Despite all the buzz about the and placing your data online, many companies still opt for the traditional route of hosting everything on internal servers. Although this means a significant investment in IT equipment, infrastructure, licenses, and support personnel, it does have some significant advantages over cloud-hosted software.
1. Compliance with Internal Data Security Policies
Any business with an IT department knows that they can be real sticklers for data security—and with good reason. A single server could contain millions of dollars’ worth of business intelligence, confidential documents, and customer information that, if leaked or stolen, could damage the company and even open it up to litigation. This is why many IT departments prefer to host software on-premise, deep within multiple layers of firewalls, in accordance with the strict IT policies that they’ve set.
Sometimes you also might want to have a complete control over your data. Perhaps you’ll sleep better knowing that your hand-picked IT team is in charge of the backups.
2. Direct Access to the Database for Using 3rd Party Reporting Tools
Data is only as useful as the information you can glean from it. Many of the most powerful third party data processing and reporting tools work best if there is direct access to the database. While it might be possible to connect to cloud-hosted project databases (you may have to jump through several hoops to do so), direct access to an in-house database is much faster and more secure.

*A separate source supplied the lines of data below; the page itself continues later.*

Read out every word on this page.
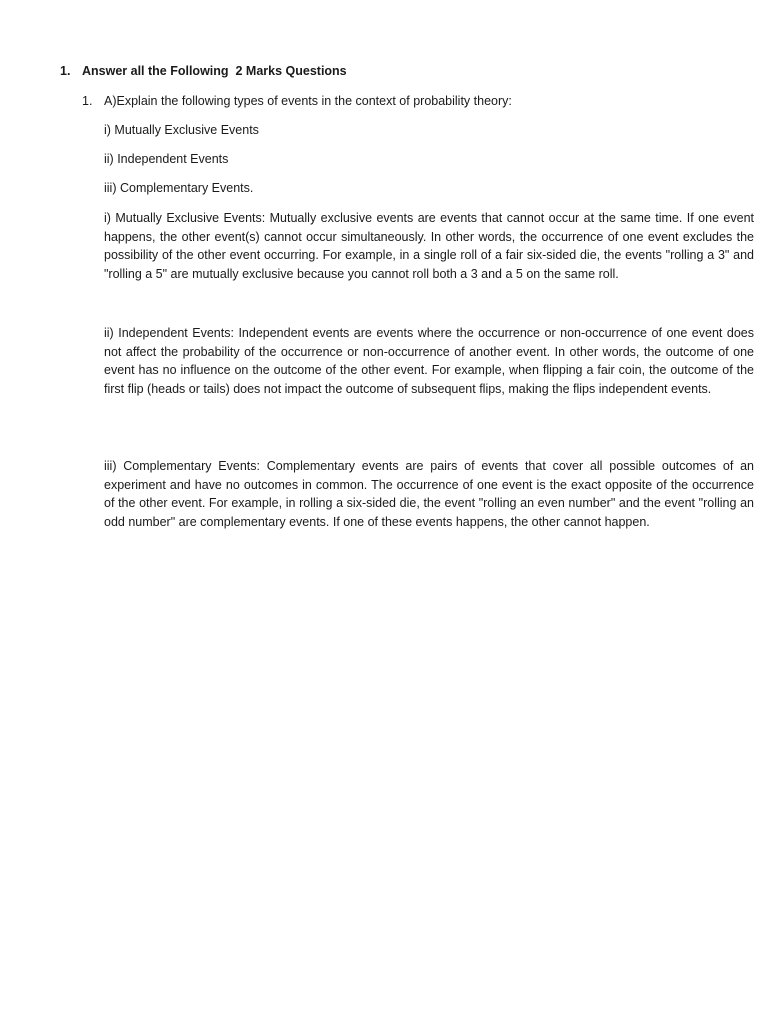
1. Answer all the Following  2 Marks Questions
1. A)Explain the following types of events in the context of probability theory:
i) Mutually Exclusive Events
ii) Independent Events
iii) Complementary Events.

i) Mutually Exclusive Events: Mutually exclusive events are events that cannot occur at the same time. If one event happens, the other event(s) cannot occur simultaneously. In other words, the occurrence of one event excludes the possibility of the other event occurring. For example, in a single roll of a fair six-sided die, the events "rolling a 3" and "rolling a 5" are mutually exclusive because you cannot roll both a 3 and a 5 on the same roll.

ii) Independent Events: Independent events are events where the occurrence or non-occurrence of one event does not affect the probability of the occurrence or non-occurrence of another event. In other words, the outcome of one event has no influence on the outcome of the other event. For example, when flipping a fair coin, the outcome of the first flip (heads or tails) does not impact the outcome of subsequent flips, making the flips independent events.

iii) Complementary Events: Complementary events are pairs of events that cover all possible outcomes of an experiment and have no outcomes in common. The occurrence of one event is the exact opposite of the occurrence of the other event. For example, in rolling a six-sided die, the event "rolling an even number" and the event "rolling an odd number" are complementary events. If one of these events happens, the other cannot happen.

3. Ability to Customize Code In-House
Only some project management programs are a perfect fit out-of-the-box. When shopping for project management software, many companies would rather have a solution that can be customized to fit their needs. This can be done by purchasing the software’s source code and setting up an on-premise team to do the development. Once done, you’ll be able to tweak the software’s features and create a solution that delivers exactly what your team needs, with some additional room for growth in case your process changes.